我正在尝试将 Spark Streaming 作业的结果写入 Druid 数据源。 Spark 成功完成了它的工作并交给了 Druid。德鲁伊开始索引但不写任何东西。

我的代码和日志如下:

import org.apache.spark._
import org.apache.spark._
import org.apache.spark.streaming._
import org.apache.spark.streaming.StreamingContext
import org.apache.kafka.clients.consumer.ConsumerRecord
import org.apache.kafka.common.serialization.StringDeserializer
import org.apache.spark.streaming.kafka010._
impor org.apache.spark.streaming.kafka010.LocationStrategies.PreferConsistent
import org.apache.spark.streaming.kafka010.ConsumerStrategies.Subscribe
import scala.util.parsing.json._
import com.metamx.tranquility.spark.BeamRDD._
import org.joda.time.{DateTime, DateTimeZone}


object MyDirectStreamDriver {
  def main(args:Array[String]) {

    val sc = new SparkContext()

    val ssc = new StreamingContext(sc, Minutes(5))

     val kafkaParams = Map[String, Object](
              "bootstrap.servers" -> "[$hadoopURL]:6667",
              "key.deserializer" -> classOf[StringDeserializer],
              "value.deserializer" -> classOf[StringDeserializer],
              "group.id" -> "use_a_separate_group_id_for_each_stream",
              "auto.offset.reset" -> "latest",
              "enable.auto.commit" -> (false: java.lang.Boolean)

    )


    val eventStream = KafkaUtils.createDirectStream[String, String](
                         ssc,
                         PreferConsistent,
                         Subscribe[String, String](Array("events_test"), kafkaParams)) 

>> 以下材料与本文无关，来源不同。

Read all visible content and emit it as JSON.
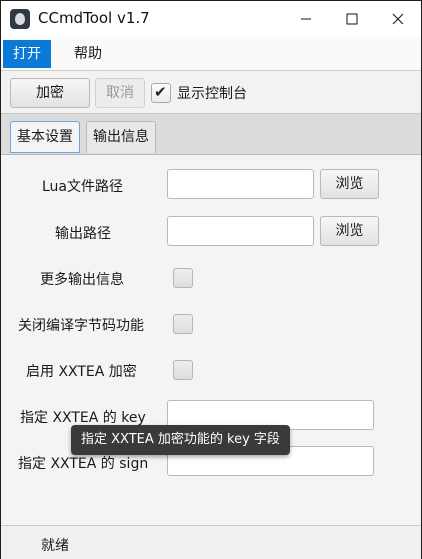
{
  "window": {
    "title": "CCmdTool v1.7"
  },
  "menu": {
    "items": [
      "打开",
      "帮助"
    ]
  },
  "toolbar": {
    "encrypt_label": "加密",
    "cancel_label": "取消",
    "show_console_label": "显示控制台",
    "show_console_checked": true
  },
  "tabs": {
    "items": [
      "基本设置",
      "输出信息"
    ],
    "active": "基本设置"
  },
  "form": {
    "lua_path_label": "Lua文件路径",
    "lua_path_value": "",
    "browse_label": "浏览",
    "output_path_label": "输出路径",
    "output_path_value": "",
    "more_output_label": "更多输出信息",
    "disable_bytecode_label": "关闭编译字节码功能",
    "enable_xxtea_label": "启用 XXTEA 加密",
    "xxtea_key_label": "指定 XXTEA 的 key",
    "xxtea_key_value": "",
    "xxtea_sign_label": "指定 XXTEA 的 sign",
    "xxtea_sign_value": ""
  },
  "tooltip": {
    "text": "指定 XXTEA 加密功能的 key 字段"
  },
  "status": {
    "text": "就绪"
  },
  "colors": {
    "accent": "#0a7ad6",
    "tooltip_bg": "#3a3a3a"
  }
}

    val t = eventStream.map(record => record.value).flatMap(_.split("(?<=\}),(?=\{)")).
                           map(JSON.parseRaw(_).getOrElse(new JSONObject(Map(""-> ""))).asInstanceOf[JSONObject]).                  
                           map( new DateTime(), x => (x.obj.getOrElse("OID", "").asInstanceOf[String], x.obj.getOrElse("STATUS", "").asInstanceOf[Double].toInt)).
                           map(x => MyEvent(x._1, x._2, x._3))
    t.saveAsTextFiles("/user/username/result", "txt")
    t.foreachRDD(rdd => rdd.propagate(new MyEventBeamFactory)) 


    ssc.start
    ssc.awaitTermination
  }
}

case class MyEvent (time: DateTime,oid: String,  status: Int)
{

  @JsonValue
  def toMap: Map[String, Any] = Map(
    "timestamp" -> (time.getMillis / 1000),
    "oid" -> oid,
    "status" -> status
  )
}  
object MyEvent {
    implicit val MyEventTimestamper = new Timestamper[MyEvent] {
    def timestamp(a: MyEvent) = a.time
  }

    val Columns = Seq("time", "oid",  "status")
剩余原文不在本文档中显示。